In this use case we want to extract data from our data lake:
Writing data from the data lake back into operational systems, e.g. an RDBMS.
First, we need to create the table in DBeaver for your user (hint: the hdm user already has this table set up, you can insert/delete with the hdm-user into this table). Please create it as follows such that we can let sqoop push data into it:
CREATE TABLE sales_statistics_region (
region VARCHAR(20),
average_sales FLOAT
);
Important: If you haven't executed the lab that writes the table sales_statistics_region to the Hive data warehouse, you can use the same command within beeline and insert sample data manually.
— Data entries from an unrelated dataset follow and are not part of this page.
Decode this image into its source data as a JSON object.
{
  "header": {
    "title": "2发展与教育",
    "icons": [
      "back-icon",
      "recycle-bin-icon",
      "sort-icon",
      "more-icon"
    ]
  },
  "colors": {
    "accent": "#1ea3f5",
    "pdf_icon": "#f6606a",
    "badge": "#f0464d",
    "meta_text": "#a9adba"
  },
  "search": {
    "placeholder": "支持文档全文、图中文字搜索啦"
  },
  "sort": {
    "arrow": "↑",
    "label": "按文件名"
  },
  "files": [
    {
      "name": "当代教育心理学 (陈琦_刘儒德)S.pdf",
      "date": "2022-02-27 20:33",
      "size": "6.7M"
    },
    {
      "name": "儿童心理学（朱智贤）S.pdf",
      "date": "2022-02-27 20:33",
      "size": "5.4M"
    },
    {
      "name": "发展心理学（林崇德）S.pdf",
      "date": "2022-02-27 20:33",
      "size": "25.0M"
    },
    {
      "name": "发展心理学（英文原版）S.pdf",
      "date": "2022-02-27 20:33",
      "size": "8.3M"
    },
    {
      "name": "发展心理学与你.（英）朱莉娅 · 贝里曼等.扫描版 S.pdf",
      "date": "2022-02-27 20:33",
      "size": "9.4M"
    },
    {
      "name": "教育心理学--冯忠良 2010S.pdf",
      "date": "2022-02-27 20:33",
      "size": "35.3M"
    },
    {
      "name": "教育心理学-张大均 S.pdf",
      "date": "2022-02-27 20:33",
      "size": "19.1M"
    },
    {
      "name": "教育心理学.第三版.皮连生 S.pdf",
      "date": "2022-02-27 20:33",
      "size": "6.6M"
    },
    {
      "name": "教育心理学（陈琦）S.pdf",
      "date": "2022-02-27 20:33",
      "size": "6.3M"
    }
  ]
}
Please navigate to the cluster's master node and open an SSH connection:
This will again be our "entry point" to the sqoop tool (remember: we added it via the initialization action). With the following command, we can write the results back to the SQL server:
sqoop export –connect jdbc:mysql://<db-IP see Moodle>/<dbname, see Moodle> --username <see Moodle> --password <see Moodle> --table sales_statistics_region --hcatalog-table sales_statistics_region
The parameter "hcatalog-table" determines which table from the Hive data lake should be read. The parameter "table" directs towards the RDBMS's target table.
Please delete your cluster.
You now know how extract data from the data lake and integrate "traditional" RDBMS into our big data architecture.